Über die Steppen und Wüsten
Über die Wasserfälle des Orinoco bei Atures und Maipures
Das nächtliche Tierleben im Urwalde
B
ILDTAFEL
Ideen zu einer Physiognomik der Gewächse
Über den Bau und die Wirkungsart der Vulkane in den verschiedenen Erdstrichen
Die Lebenskraft oder der rhodische Genius
Das Hochland von Cajamarca, der alten Residenzstadt des Inka Atahualpa
Von Humboldt beschriebene »aus rankenden Pflanzen geflochtene Brücke«, aus dem Kapitel ›Über die Wasserfälle des Orinoco‹.
»Was gegen die Natur ist, ist (...) ohne Bestand.«
Alexander von Humboldt
»Wir brauchen eine angemessene Gleichzeitigkeit,
eine Balance zwischen Strenge und Phantasie.«
Gregory Bateson
NATÜRLICH KONNTEN SICH Alexander von Humboldt (1769–1859), der große deutsche Naturforscher, und Gregory Bateson (1904–1980), der geniale amerikanische Anthropologe, nie begegnen. Wenn man aber beide kennt, fallen einem erstaunliche Parallelen auf. Beiden war es ein Anliegen, ja ein immanenter Zwang, die Erscheinungen des Lebens nicht isoliert zu betrachten. Keine abgeschlossene Fachwissenschaft zu schaffen, die von anderen Themenfeldern nicht berührt wird. Sondern das genaue Gegenteil: Brücken zu bauen, Verbindungen herzustellen und Parallelen zu ziehen, zwischen scheinbar Getrenntem, und doch zutiefst Verbundenem. Bei Bateson nannte man das später systemisch-kybernetisches Denken. Alexander von Humboldt war der Pionier dieser Arbeitsweise.
Die Basiswissenschaften Humboldts waren die Geologie und Geographie – sie brachten ihn in Gegenden, ließen ihn Forschungsgegenstände aufsuchen, an denen er sich dann ganz entfalten konnte. Diese Terrains sah er als Biotope, in denen alles wechselwirkt. Warum hört an einem bestimmten Breitengrad in einer bestimmten Höhe der Baumbewuchs auf? Wie kann jene Pflanze in einer staubtrockenen Wüste überleben? Warum bündeln sich in den Tropen die Lebensformen der Flora und Fauna in so exorbitanter Weise? Dieser Art Fragen ging Humboldt – als erster ›ganzheitlich‹ denkender Wissenschaftler – nach.

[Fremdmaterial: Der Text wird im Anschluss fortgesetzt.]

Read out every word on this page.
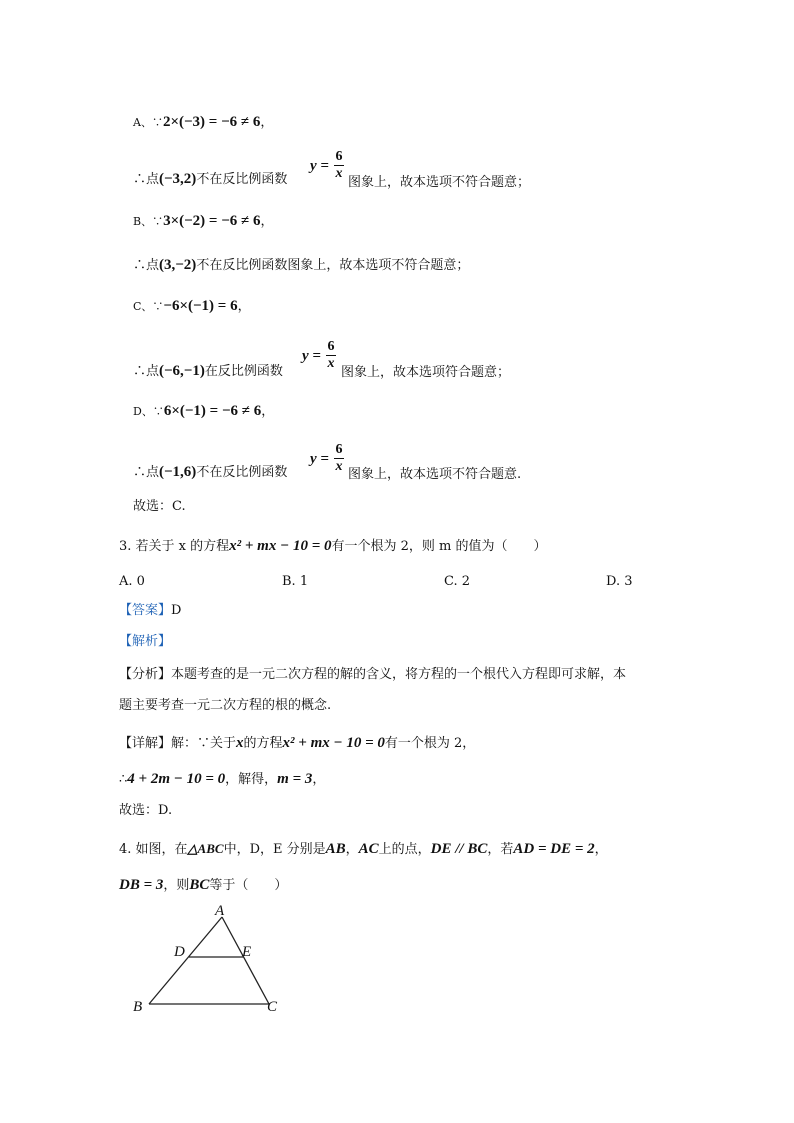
A、∵2×(−3) = −6 ≠ 6，
∴点(−3,2)不在反比例函数
y =
6
x
图象上，故本选项不符合题意；
B、∵3×(−2) = −6 ≠ 6，
∴点(3,−2)不在反比例函数图象上，故本选项不符合题意；
C、∵−6×(−1) = 6，
∴点(−6,−1)在反比例函数
y =
6
x
图象上，故本选项符合题意；
D、∵6×(−1) = −6 ≠ 6，
∴点(−1,6)不在反比例函数
y =
6
x
图象上，故本选项不符合题意.
故选：C.
3. 若关于 x 的方程x² + mx − 10 = 0有一个根为 2，则 m 的值为（　　）
A. 0	B. 1	C. 2	D. 3
【答案】D
【解析】
【分析】本题考查的是一元二次方程的解的含义，将方程的一个根代入方程即可求解，本
题主要考查一元二次方程的根的概念.
【详解】解：∵关于x的方程x² + mx − 10 = 0有一个根为 2，
∴4 + 2m − 10 = 0，解得，m = 3，
故选：D.
4. 如图，在△ABC中，D，E 分别是AB，AC上的点，DE // BC，若AD = DE = 2，
DB = 3，则BC等于（　　）
A
D	E
B	C
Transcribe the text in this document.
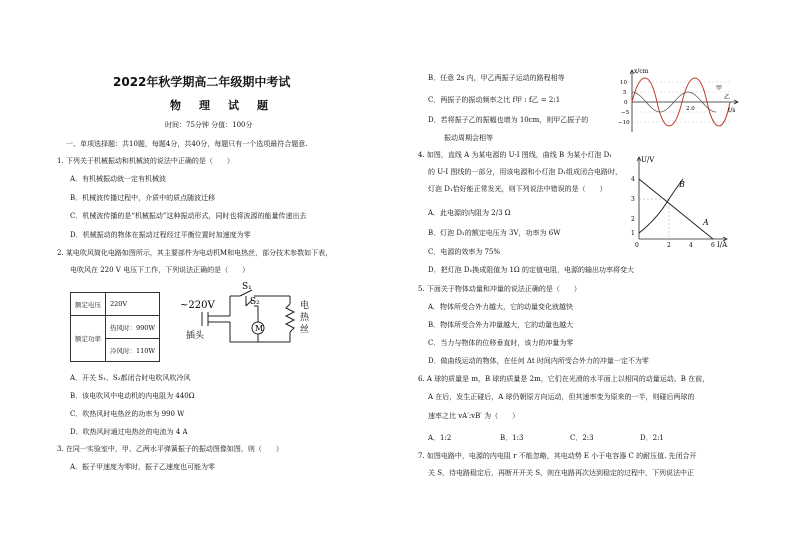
2022年秋学期高二年级期中考试
物理试题
时间：75分钟 分值：100分
一、单项选择题：共10题，每题4分，共40分，每题只有一个选项最符合题意.
1. 下列关于机械振动和机械波的说法中正确的是（　　）
A．有机械振动就一定有机械波
B．机械波传播过程中，介质中的质点随波迁移
C．机械波传播的是“机械振动”这种振动形式，同时也将波源的能量传递出去
D．机械振动的物体在振动过程经过平衡位置时加速度为零
2. 某电吹风简化电路如图所示，其主要部件为电动机M和电热丝，部分技术参数如下表，
电吹风在 220 V 电压下工作，下列说法正确的是（　　）
额定电压	220V
额定功率	热风时：990W
	冷风时：110W
~220V
插头
S₁
S₂
M
电
热
丝
A．开关 S₁、S₂都闭合时电吹风吹冷风
B．该电吹风中电动机的内电阻为 440Ω
C．吹热风时电热丝的功率为 990 W
D．吹热风时通过电热丝的电流为 4 A
3. 在同一实验室中，甲、乙两水平弹簧振子的振动图像如图，则（　　）
A．振子甲速度为零时，振子乙速度也可能为零
B．任意 2s 内，甲乙两振子运动的路程相等
C．两振子的振动频率之比 f甲 : f乙 = 2:1
D．若将振子乙的振幅也增为 10cm，则甲乙振子的
振动周期会相等
x/cm
t/s
10
5
0
−5
−10
2.0
甲
乙
4. 如图，直线 A 为某电源的 U-I 图线，曲线 B 为某小灯泡 D₁
的 U-I 图线的一部分，用该电源和小灯泡 D₁组成闭合电路时，
灯泡 D₁恰好能正常发光，则下列说法中错误的是（　　）
A．此电源的内阻为 2/3 Ω
B．灯泡 D₁的额定电压为 3V，功率为 6W
C．电源的效率为 75%
D．把灯泡 D₁换成阻值为 1Ω 的定值电阻，电源的输出功率将变大
U/V
I/A
4
3
2
1
0	2	4	6
A
B
5. 下面关于物体动量和冲量的说法正确的是（　　）
A．物体所受合外力越大，它的动量变化就越快
B．物体所受合外力冲量越大，它的动量也越大
C．当力与物体的位移垂直时，该力的冲量为零
D．做曲线运动的物体，在任何 Δt 时间内所受合外力的冲量一定不为零
6. A 球的质量是 m，B 球的质量是 2m，它们在光滑的水平面上以相同的动量运动。B 在前，
A 在后，发生正碰后，A 球仍朝原方向运动，但其速率变为原来的一半，则碰后两球的
速率之比 vA′:vB′ 为（　　）
A．1:2	B．1:3	C．2:3	D．2:1
7. 如图电路中，电源的内电阻 r 不能忽略，其电动势 E 小于电容器 C 的耐压值. 先闭合开
关 S，待电路稳定后，再断开开关 S，则在电路再次达到稳定的过程中，下列说法中正
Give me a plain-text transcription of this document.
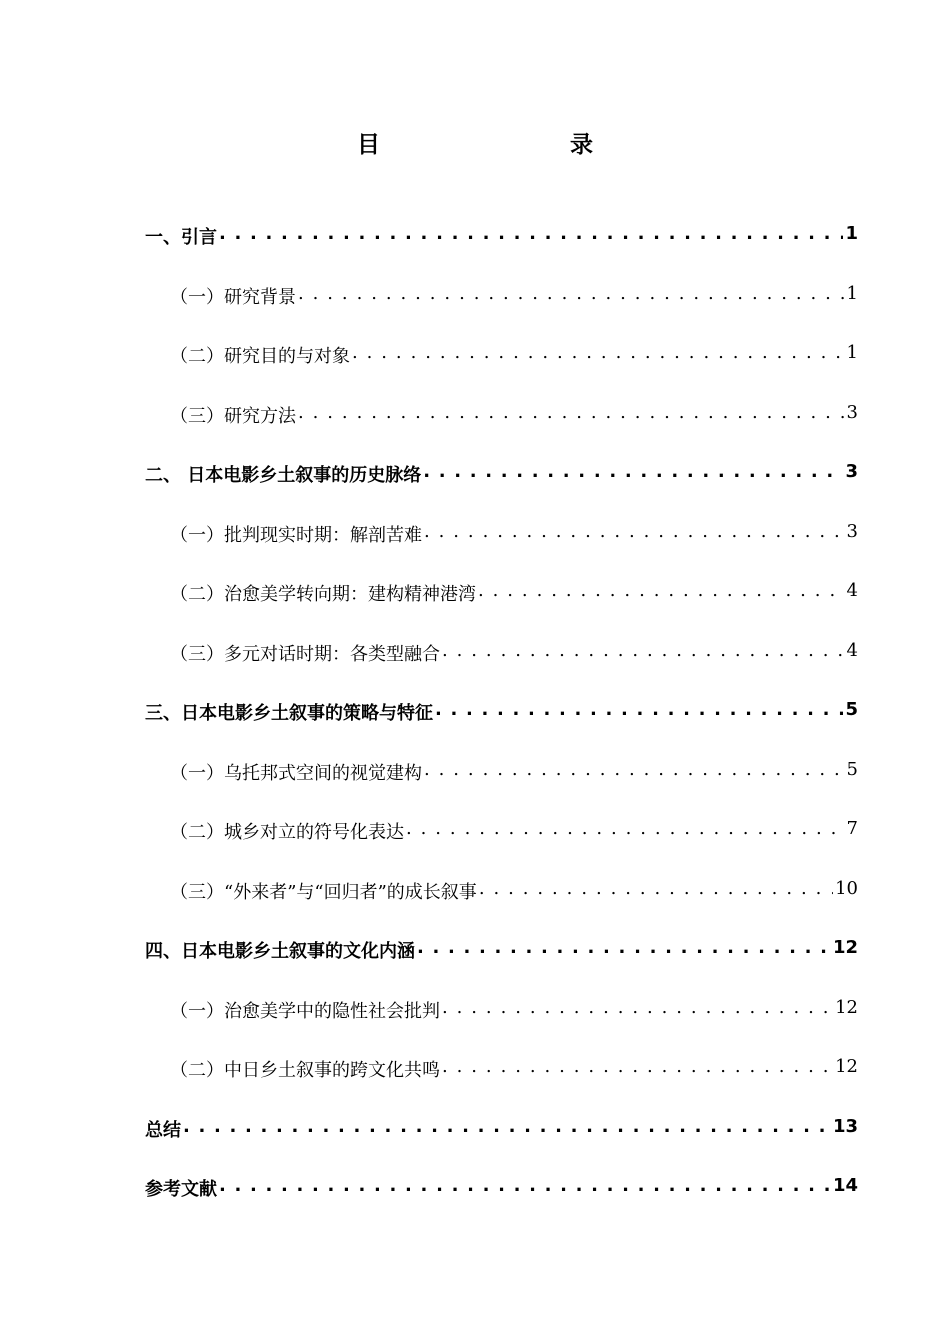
目　　录
一、引言 . . .	1
（一）研究背景 . . .	1
（二）研究目的与对象 . . .	1
（三）研究方法 . . .	3
二、 日本电影乡土叙事的历史脉络 . . .	3
（一）批判现实时期：解剖苦难 . . .	3
（二）治愈美学转向期：建构精神港湾 . . .	4
（三）多元对话时期：各类型融合 . . .	4
三、日本电影乡土叙事的策略与特征 . . .	5
（一）乌托邦式空间的视觉建构 . . .	5
（二）城乡对立的符号化表达 . . .	7
（三）“外来者”与“回归者”的成长叙事 . . .	10
四、日本电影乡土叙事的文化内涵 . . .	12
（一）治愈美学中的隐性社会批判 . . .	12
（二）中日乡土叙事的跨文化共鸣 . . .	12
总结 . . .	13
参考文献 . . .	14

Dabei hielt er sich nicht an etablierte Regeln der Wissenschaft seiner Zeit, sondern er erfand neue, er entwarf Szenarien, Kategorien und Schemata, ja er phantasierte und spekulierte gelegentlich – um dem Grund der Dinge näher zu kommen. Dieser weite Blick ist es, dieser Mut, Neues zu entdecken, der ihn weit über den Durchschnitt seiner damaligen Forscherkollegen hinaushob. Das ist es auch, was wir heute noch an Humboldt so schätzen, und warum wir ihn zu Recht zu den ganz großen Namen zählen.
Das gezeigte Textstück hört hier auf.